Last time, we ended at discussion of two equivalent definitions of subsequential limit. I hope the Cantor's diagonalization trick was fun. Today, we prove the following results
If $s_n$ converge to $s$, then every subsequence of $s_n$ converges to $s$.
Every sequence has a monotone subsequence.
If there are infinitely many $s_n$, that is 'larger than its tails' ($s_n \geq s_k$ for all $k \geq n$), then we can take the subsequences of such $s_n$, it is monotone decreasing.
Otherwise, you throw away an initial chunk that contains such $s_n$, then you can always build an increasing sequence (nothing can stop you)
Every bounded sequence has convergent subsequence. (just take a monotone sequence, then it will be convergent)
$\limsup$ and $\liminf$ can be realized as subseq limits.
Let $(s_n)$ be a seq, and $S$ denote the set of all subseq limits. Then, $S$ is non-empty. $\sup S = \limsup s_n$ and $\inf S = \liminf s_n$. $lim s_n$ exists if and only if $S$ contains only one element. (All these are just summary of previously proven results)

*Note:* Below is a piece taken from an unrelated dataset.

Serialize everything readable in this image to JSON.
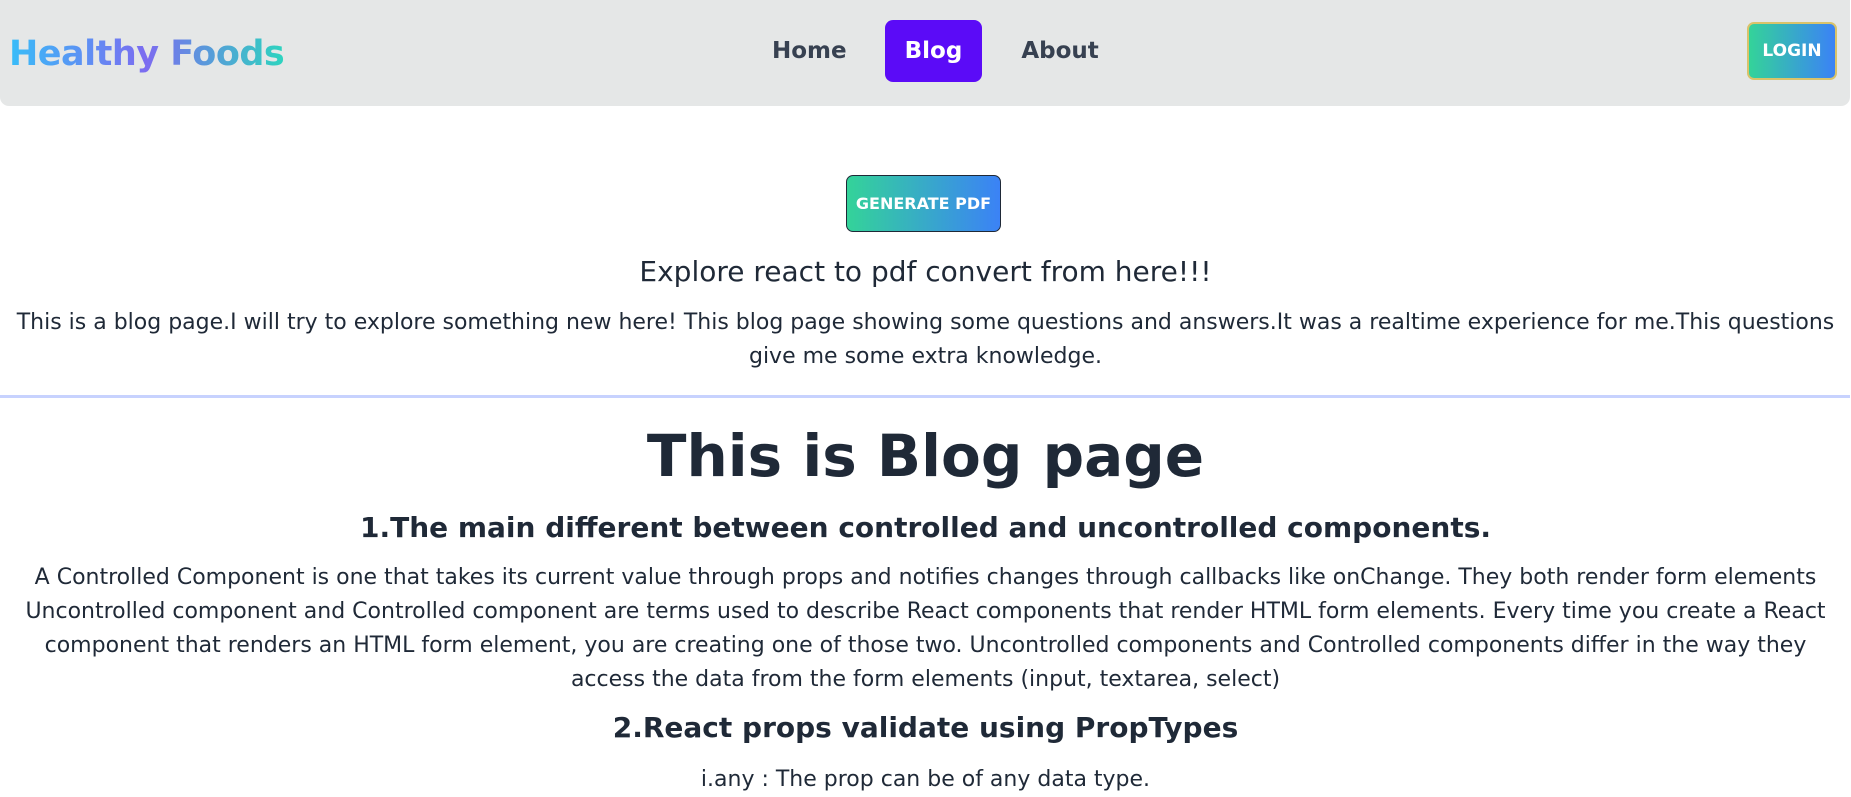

$S$ is closed under taking limits. (i.e. $S$ is a closed set)
Proof of this is fun. Suppose one has a sequence of $t_n$ in $S$, and $t_n \to t$. Can we show that $t$ is in $S$ as well? Well, we need to show that for any $\epsilon>0$, there are infinitely many $s_n$ in $(t-\epsilon, t+\epsilon$. First, we find a $t_n$, such that $|t_n - t| < \epsilon / 2$, then we know there are infinitely many $s_m$ with $|t_n - s_m| < \epsilon/2$, thus these same set of $s_m$ will be $\epsilon$-close to $t$.
Discussion time: Ross 11.2, 11.3, 11.5.